La irrupción de la web de televisión (http://www.webtv.net) en el panorama audiovisual estadounidense viene a representar en la evolución de lo digital aquella máxima tan conocida de la montaña y Mahoma. Cuando Nicholas Negroponte publicaba en 1995 su "Being Digital" ya advertía de lo mucho que había en juego en el campo de batalla en el que se enfrentaban las industrias televisiva e informática. Ahora que las cadenas de televisión se lanzan al ruedo digital sin acabar de cambiar su concepto de "emisora", las firmas Sony y Philips han unido sus esfuerzos para crear un kit aplicable a todos los sistemas de recepción televisiva (sea NTSC, PAL o SECAM). El sistema en cuestión, conectado a la caja tonta del comedor, permite navegar por la inmensa mayoría de webs que pueblan la red.

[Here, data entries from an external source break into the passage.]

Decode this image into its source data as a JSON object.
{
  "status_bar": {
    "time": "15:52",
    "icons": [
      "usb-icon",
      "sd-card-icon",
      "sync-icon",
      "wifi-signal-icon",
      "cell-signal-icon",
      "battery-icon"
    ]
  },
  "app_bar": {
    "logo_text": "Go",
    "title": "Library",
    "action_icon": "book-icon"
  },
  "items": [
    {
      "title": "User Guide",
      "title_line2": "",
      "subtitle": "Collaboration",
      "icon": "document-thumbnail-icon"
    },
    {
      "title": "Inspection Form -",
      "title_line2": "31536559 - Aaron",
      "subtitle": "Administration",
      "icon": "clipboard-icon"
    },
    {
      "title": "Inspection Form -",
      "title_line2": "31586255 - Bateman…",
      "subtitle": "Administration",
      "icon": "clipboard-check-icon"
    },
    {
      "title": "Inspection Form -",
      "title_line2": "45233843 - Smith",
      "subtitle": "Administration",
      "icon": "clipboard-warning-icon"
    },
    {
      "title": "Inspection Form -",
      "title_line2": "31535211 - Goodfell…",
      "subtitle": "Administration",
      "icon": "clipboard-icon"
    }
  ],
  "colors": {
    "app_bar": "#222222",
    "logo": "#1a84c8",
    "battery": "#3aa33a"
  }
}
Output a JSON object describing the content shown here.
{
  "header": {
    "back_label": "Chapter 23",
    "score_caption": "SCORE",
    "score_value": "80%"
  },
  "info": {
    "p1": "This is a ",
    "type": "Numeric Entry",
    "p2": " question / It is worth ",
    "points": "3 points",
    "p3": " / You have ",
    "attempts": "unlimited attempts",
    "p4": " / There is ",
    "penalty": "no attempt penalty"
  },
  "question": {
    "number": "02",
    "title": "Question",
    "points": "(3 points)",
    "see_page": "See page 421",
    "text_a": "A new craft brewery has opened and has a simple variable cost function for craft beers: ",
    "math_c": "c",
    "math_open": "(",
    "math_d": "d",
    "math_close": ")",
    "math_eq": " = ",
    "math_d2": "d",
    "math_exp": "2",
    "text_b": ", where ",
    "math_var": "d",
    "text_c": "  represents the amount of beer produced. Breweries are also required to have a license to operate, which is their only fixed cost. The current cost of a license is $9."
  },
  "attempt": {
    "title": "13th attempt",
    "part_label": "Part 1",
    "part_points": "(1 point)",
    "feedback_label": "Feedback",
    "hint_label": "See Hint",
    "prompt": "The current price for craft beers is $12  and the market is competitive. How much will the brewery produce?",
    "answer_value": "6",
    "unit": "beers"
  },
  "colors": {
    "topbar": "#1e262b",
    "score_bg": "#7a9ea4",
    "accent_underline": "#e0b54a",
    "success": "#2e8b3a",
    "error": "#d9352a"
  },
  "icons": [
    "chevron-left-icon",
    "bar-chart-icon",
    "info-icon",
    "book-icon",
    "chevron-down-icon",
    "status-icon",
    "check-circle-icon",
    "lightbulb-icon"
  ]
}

De modo que, en esta primera fase que se inició el pasado octubre, básicamente se trata de emular a los esforzados internautas desde la placidez espiritual propia de las estancias en el sofá con un simple mando a distancia en la mano. Un mando de diseño muy sencillo que rige vídeo, televisión e Internet. La tecnología de Web TV incorpora igualmente los navegadores Netscape o Explorer que permiten zapear de pantalla en pantalla, soporta Real Audio, está preparada para utilizar tarjetas de crédito e incluso permite recibir y enviar correos electrónicos.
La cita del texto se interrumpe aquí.